Potential members were arriving ready to buy — and leaving without a membership. The funnel was doing the opposite of its job.
AMA offers multiple membership tiers: Classic, Plus, and Premier — each with meaningfully different benefits. But the online purchase flow threw all three at users simultaneously with dense comparison tables and insurance-policy language. The result? Decision paralysis. Most users either called in (costly) or left entirely. The funnel was technically functional but strategically broken.
My mandate: Redesign the membership purchase funnel to surface the right membership for every user — and convert more of them online.
"Members didn't struggle to commit — they struggled to understand. The moment we made the right choice obvious, conversion followed naturally."
Analyzed drop-off data across every step: where users lingered, where they left, and what questions they were Googling mid-funnel.
Spoke with 18 members who had purchased online and 12 who had called in — understanding the "why" behind each behaviour.
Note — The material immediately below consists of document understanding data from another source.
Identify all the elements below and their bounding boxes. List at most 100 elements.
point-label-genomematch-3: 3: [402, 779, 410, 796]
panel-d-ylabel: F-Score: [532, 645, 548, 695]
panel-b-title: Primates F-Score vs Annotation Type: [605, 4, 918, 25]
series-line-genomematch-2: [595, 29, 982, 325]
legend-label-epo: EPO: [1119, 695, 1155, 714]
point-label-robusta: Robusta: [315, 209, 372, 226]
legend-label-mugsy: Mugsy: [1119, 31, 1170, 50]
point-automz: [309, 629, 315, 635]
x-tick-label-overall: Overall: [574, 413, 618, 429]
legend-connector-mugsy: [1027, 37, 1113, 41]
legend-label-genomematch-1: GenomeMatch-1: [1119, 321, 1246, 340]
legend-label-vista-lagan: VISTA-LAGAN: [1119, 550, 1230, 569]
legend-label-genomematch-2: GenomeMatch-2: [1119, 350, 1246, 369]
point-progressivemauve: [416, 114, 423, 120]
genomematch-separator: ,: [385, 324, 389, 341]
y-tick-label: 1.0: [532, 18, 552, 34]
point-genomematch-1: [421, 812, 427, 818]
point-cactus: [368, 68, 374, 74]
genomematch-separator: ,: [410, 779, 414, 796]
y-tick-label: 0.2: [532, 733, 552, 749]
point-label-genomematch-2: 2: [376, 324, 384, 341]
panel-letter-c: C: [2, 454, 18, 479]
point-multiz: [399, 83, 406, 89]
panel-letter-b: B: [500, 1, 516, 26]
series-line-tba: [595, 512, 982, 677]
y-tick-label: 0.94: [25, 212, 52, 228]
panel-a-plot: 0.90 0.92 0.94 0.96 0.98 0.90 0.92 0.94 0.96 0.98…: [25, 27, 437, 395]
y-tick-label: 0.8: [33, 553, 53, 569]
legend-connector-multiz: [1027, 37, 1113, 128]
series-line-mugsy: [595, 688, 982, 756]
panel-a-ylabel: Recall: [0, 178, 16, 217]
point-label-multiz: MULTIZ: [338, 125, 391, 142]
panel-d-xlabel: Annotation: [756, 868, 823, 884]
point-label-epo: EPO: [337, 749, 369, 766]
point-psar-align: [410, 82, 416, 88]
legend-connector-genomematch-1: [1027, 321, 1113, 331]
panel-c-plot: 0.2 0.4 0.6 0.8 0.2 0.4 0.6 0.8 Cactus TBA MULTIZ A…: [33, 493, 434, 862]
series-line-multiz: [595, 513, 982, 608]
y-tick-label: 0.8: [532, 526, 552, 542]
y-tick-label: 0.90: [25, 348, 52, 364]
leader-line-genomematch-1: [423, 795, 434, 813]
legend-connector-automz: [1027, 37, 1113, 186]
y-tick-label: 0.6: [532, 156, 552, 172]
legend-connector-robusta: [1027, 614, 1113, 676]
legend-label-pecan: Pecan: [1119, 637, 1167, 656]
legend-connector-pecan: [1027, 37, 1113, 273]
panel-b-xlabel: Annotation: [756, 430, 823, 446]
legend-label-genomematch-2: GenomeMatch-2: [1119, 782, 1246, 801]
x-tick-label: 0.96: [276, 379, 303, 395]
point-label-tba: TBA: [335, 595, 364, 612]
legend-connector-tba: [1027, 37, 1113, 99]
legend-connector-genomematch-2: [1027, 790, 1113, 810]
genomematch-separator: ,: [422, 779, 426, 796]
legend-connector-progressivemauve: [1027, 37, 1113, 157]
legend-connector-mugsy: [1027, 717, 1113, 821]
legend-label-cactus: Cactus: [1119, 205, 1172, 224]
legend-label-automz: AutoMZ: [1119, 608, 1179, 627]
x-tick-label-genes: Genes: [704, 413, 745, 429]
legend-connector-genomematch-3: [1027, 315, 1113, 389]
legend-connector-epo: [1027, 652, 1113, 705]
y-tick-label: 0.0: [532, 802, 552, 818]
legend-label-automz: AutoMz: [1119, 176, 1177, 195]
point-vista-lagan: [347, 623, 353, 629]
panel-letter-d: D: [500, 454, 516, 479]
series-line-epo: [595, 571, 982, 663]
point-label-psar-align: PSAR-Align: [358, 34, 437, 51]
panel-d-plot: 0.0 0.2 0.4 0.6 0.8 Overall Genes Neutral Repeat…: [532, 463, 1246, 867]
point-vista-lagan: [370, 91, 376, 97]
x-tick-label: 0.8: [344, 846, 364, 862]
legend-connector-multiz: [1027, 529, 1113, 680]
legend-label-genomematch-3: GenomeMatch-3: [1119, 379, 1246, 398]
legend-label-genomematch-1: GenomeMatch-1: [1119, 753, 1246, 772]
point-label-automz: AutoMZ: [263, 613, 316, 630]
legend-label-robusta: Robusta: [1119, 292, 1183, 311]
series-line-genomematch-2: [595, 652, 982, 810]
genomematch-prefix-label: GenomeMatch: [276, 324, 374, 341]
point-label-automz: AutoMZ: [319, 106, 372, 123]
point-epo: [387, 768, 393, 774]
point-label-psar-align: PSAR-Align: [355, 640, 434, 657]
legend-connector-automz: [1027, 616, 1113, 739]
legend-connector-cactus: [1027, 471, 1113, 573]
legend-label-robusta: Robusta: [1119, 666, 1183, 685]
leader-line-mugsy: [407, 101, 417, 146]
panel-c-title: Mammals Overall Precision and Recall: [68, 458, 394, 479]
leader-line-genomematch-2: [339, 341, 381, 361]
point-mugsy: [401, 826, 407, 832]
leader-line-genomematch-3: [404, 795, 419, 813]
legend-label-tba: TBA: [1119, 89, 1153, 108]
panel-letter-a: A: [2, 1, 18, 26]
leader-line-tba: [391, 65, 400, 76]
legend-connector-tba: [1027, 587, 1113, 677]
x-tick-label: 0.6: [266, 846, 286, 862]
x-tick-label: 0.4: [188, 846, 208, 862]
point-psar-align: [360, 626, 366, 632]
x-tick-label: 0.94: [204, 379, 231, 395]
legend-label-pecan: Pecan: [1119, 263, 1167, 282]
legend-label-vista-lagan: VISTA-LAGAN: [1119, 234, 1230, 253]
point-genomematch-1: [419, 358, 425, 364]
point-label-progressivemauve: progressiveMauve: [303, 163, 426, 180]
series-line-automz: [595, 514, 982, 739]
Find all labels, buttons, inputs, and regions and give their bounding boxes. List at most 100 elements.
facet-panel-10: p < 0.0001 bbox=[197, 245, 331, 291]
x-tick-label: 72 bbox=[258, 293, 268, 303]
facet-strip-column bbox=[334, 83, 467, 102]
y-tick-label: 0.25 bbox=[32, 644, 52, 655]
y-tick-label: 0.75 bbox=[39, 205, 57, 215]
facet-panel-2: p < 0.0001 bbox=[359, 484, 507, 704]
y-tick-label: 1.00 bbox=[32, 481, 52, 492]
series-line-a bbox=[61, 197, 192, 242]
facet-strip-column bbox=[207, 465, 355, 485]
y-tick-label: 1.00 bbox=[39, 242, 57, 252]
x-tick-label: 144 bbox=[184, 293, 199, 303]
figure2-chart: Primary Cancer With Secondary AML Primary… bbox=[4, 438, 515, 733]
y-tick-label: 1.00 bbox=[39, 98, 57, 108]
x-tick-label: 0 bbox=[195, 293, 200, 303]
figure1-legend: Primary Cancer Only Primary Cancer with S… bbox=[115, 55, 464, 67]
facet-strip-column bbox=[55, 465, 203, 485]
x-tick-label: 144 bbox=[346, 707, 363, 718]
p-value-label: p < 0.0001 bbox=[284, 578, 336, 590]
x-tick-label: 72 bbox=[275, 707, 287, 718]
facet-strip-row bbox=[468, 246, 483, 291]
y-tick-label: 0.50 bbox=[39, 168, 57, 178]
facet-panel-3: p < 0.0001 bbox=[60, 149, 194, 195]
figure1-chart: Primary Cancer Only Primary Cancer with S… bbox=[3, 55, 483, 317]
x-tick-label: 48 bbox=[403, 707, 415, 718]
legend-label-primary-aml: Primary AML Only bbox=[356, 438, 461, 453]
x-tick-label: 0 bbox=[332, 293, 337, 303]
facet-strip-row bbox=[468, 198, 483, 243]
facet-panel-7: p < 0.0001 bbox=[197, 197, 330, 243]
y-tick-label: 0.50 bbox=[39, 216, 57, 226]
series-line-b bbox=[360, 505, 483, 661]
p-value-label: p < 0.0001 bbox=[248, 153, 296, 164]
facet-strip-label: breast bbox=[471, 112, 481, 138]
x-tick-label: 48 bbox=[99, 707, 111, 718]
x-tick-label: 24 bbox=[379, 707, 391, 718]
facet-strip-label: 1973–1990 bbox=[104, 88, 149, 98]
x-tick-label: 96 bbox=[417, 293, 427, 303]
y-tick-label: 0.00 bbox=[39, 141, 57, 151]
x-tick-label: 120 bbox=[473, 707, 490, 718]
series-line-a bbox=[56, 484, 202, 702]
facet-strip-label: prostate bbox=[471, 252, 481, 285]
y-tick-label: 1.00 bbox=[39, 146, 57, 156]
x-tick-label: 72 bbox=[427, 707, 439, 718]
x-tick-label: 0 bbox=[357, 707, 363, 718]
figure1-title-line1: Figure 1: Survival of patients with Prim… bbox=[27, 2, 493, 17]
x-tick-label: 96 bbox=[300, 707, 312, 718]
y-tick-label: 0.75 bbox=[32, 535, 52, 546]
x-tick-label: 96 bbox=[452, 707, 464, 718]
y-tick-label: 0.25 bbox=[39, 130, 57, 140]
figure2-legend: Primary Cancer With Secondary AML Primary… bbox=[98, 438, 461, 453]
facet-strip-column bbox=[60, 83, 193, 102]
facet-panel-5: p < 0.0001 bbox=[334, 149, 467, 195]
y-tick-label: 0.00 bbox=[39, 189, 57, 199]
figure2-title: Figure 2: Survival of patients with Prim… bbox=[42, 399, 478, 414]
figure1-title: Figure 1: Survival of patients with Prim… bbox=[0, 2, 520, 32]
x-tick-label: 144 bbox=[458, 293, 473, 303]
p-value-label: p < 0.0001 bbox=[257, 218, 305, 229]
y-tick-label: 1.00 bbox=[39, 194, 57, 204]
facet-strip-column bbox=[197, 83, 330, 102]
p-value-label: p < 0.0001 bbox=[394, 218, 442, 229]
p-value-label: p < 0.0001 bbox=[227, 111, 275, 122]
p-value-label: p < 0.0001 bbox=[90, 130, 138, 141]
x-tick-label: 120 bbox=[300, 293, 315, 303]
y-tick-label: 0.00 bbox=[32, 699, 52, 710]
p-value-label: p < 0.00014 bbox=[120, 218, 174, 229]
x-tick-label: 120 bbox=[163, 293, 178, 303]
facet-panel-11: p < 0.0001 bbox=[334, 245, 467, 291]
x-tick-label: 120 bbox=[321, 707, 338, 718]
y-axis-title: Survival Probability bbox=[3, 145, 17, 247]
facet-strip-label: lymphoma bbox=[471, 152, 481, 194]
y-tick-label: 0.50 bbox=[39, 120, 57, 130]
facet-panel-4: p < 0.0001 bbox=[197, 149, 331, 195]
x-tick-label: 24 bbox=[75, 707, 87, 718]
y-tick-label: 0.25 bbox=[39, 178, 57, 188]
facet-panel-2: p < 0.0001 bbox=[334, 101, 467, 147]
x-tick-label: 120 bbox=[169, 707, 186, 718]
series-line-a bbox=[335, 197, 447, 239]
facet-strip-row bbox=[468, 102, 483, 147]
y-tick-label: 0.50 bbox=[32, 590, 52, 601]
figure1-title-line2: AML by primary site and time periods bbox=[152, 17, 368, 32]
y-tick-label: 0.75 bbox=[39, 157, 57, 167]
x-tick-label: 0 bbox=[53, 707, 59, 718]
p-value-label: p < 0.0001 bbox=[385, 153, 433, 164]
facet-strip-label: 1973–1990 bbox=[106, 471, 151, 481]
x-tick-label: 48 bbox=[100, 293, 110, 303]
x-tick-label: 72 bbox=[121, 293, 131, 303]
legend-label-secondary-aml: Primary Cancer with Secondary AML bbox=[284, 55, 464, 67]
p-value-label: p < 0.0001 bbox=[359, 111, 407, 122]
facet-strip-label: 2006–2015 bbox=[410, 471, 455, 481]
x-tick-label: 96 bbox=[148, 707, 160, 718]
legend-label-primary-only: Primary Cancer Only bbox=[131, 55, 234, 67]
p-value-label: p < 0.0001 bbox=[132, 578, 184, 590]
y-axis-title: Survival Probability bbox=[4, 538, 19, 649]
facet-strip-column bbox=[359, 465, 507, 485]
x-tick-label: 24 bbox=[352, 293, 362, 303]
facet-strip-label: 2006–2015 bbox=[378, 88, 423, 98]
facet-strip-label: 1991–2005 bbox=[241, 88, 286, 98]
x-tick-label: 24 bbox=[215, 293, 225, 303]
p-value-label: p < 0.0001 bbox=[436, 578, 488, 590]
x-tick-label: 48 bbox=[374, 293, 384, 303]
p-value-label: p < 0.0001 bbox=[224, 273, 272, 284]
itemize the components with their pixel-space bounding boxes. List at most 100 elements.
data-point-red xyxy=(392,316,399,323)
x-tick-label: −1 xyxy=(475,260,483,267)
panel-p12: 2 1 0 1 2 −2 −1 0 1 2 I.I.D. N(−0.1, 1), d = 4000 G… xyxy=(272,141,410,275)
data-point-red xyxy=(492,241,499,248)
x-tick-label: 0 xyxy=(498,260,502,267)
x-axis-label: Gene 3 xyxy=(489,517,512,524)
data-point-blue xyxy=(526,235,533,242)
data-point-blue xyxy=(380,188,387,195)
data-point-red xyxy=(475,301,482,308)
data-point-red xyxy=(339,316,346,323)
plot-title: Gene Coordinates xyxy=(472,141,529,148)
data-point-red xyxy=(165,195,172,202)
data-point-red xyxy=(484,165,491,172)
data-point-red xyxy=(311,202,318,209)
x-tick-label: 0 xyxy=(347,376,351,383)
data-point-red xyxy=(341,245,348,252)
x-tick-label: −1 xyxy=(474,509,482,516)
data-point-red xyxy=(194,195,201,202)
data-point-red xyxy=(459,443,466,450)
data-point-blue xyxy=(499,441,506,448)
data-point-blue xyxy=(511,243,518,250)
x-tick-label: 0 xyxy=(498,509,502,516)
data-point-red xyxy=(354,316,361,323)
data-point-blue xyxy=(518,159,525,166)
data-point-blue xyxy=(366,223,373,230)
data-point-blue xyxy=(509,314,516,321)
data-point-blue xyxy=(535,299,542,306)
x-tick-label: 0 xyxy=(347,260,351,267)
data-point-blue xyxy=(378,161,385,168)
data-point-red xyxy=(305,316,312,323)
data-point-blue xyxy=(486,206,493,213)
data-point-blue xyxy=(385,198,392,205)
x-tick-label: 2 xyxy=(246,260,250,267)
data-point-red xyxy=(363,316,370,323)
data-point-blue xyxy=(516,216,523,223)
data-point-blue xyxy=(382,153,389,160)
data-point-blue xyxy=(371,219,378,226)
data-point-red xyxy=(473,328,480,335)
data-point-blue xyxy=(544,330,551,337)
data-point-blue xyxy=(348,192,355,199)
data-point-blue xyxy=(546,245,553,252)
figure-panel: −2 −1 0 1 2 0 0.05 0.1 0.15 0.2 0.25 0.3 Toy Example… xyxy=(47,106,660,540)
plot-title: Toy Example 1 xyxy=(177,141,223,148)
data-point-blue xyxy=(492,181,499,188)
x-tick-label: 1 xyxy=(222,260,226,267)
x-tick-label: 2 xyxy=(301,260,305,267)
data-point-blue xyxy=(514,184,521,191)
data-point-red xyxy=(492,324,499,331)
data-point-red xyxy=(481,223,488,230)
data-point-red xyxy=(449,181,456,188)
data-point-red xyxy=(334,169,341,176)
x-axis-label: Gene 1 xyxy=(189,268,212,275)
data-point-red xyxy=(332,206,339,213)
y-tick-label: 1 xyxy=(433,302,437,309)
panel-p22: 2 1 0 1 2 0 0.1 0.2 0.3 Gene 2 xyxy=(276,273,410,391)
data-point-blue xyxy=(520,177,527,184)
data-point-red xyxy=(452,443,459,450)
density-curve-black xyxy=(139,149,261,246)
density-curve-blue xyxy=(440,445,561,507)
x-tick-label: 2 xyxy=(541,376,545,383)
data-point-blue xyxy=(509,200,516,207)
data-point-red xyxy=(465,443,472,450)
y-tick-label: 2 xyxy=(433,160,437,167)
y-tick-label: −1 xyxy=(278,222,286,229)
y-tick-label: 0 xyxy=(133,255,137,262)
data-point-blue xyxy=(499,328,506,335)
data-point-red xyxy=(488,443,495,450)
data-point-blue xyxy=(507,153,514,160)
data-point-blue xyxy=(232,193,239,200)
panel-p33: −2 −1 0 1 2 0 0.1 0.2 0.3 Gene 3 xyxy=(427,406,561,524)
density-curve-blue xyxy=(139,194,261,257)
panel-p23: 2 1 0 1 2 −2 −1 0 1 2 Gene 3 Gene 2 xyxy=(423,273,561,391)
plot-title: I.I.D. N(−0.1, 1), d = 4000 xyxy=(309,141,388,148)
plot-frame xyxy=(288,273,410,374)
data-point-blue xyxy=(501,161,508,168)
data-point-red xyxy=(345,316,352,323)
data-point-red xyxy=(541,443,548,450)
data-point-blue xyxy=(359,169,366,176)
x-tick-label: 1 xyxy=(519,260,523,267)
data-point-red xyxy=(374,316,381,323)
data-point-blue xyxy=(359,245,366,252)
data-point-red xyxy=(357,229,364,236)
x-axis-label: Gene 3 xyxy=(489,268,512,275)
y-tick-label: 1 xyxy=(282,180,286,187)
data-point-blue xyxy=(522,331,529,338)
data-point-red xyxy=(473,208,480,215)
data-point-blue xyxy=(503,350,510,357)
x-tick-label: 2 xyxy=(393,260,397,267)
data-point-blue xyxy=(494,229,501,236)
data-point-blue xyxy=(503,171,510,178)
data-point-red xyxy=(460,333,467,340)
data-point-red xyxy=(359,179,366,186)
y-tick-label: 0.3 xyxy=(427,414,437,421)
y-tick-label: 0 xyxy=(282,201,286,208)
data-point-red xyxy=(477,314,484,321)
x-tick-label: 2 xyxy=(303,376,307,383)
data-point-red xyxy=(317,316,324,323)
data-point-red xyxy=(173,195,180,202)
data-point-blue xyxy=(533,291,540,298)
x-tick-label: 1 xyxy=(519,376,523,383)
Designed a needs-based questionnaire that matched users to the right tier in 3 questions — removing the burden of self-selection.
Tested 4 funnel variants — different recommendation approaches, benefit framing, and CTA treatments — with live traffic before full launch.
The redesigned funnel opened with a short, conversational questionnaire: "What brings you to AMA today?" Based on responses — roadside, travel, family, all of the above — the system recommended a specific membership tier with a clear, benefit-focused summary tailored to that user's needs.
Key decisions: We replaced the comparison table with a dynamic recommendation card. Benefit language was rewritten from policy-speak to plain English. The checkout itself was reduced from 7 steps to 4, with progress clearly visualised. Trust signals — member count, Google rating, BBB accreditation — were placed at every hesitation point.